Serial bidding might be appropriate as we get close to the budget, but that raises another issue: the box that receives the notification that we lost is usually not the box that made the corresponding bid. Because we don't receive the bid amount in the loss notification, we'd have to search all 36 boxes to find out who bid what (or tremendously complicate our Redis setup by trying to store huge amounts of bid information in Redis and we're expecting our volume of data to increase by a couple of orders of magnitude).

As for your suggestion of me being overly optimistic, that might be the case, but the bid amounts are (fortunately) small fractions of the budget, so it won't be catastrophic until we scale up.

Riak is not an option because the response times on Riak are slow enough that we'll lose bids we should have one (though we're probably going to put Redis in front of Riak).
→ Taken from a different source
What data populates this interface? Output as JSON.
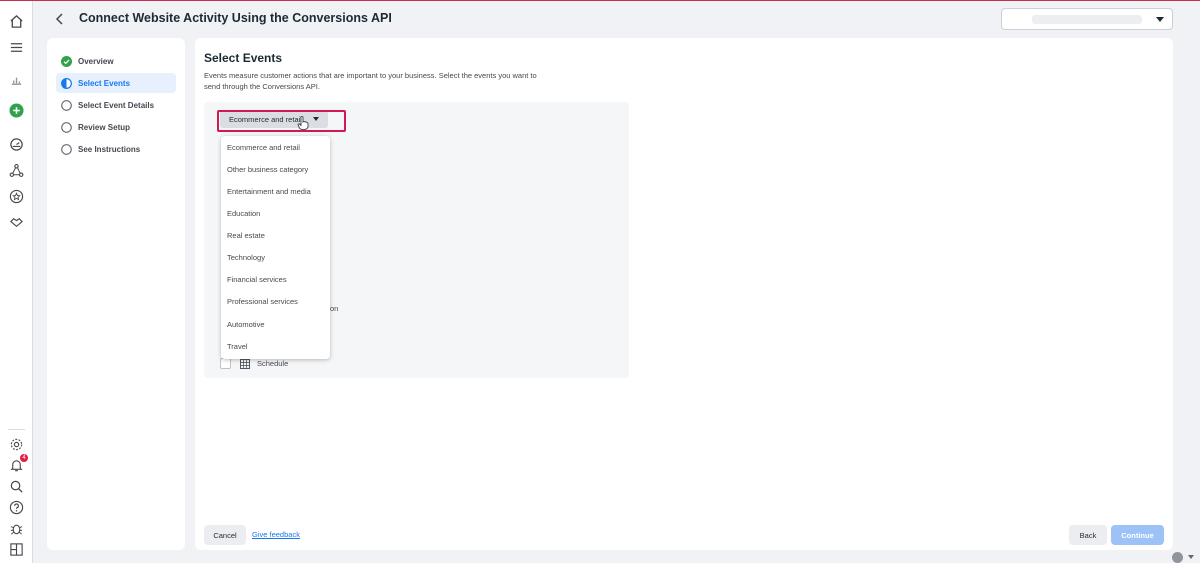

I don't know about membase.

We're probably going to go with a strategy of allocating separate budgets to separate boxes. It's more complicated, but it seems much safer. We lose a lot of bidding capacity for individual campaigns, but for many campaigns, I think it's doable.


Comment on Re^3: A distributed design challenge (scale)
Re^4: A distributed design challenge (scale)
by jethro (Monsignor) on Jul 03, 2012 at 11:04 UTC
    First, if 36 boxes bid simultaneously, we could overshoot our budget unless we have boxes "lock" the bid amount, but that changes us from parallel to serial bidding and increases response time to the point where bids that should have been one would be lost.

    I don't see where you need locking. Naturally the check "if ($budget>0-$overshootallowance) { $budget-=$bid }" must be an atomic operation and this is a minimal lock, but this is not a lock over the duration of a bid. The case that only one machine can bid can only occur if the total budget is already so low as to allow exactly one last bid

    UPDATE: To clarify, if the subtract operation is the most time-consuming part in a single bid operation, then having a central budget is practically serializing the bidding per campaign. I'm not sure whether you meant that or a lock over a complete bid-and-wait-for-success-transaction

    You either have the ability/funds to allow *all* your boxes to overshoot or you don't. In the first case you don't have a problem. In the second case, whatever scheme you are using, you obviously have to lose some bids as the budget gets low.

    the box that receives the notification that we lost is usually not the box that made the corresponding bid

    Ok, this is a real problem for the central budget idea. But since you want to go with the separate budget idea, note that you have a smaller but similar problem: Since the successful bid arrives at a different machine, that machine has to deduce the amount from its own budget (if you don't want to search all 36 boxes). But what happens if that machine has no budget left? Either it overshoots or it searches the other boxes for budget left over (which takes enough time for the machine with the budget left over to bid although it should not). In the worst case all successful bid notifications go to the same machine with budget==0 and all the other machines can still place further bids until they are notified by that one machine.

    You have to be careful that the negotiation traffic between the machines doesn't throttle your network when lots of machines have no budget left and are repeatedly contacting other machines to get another bid out.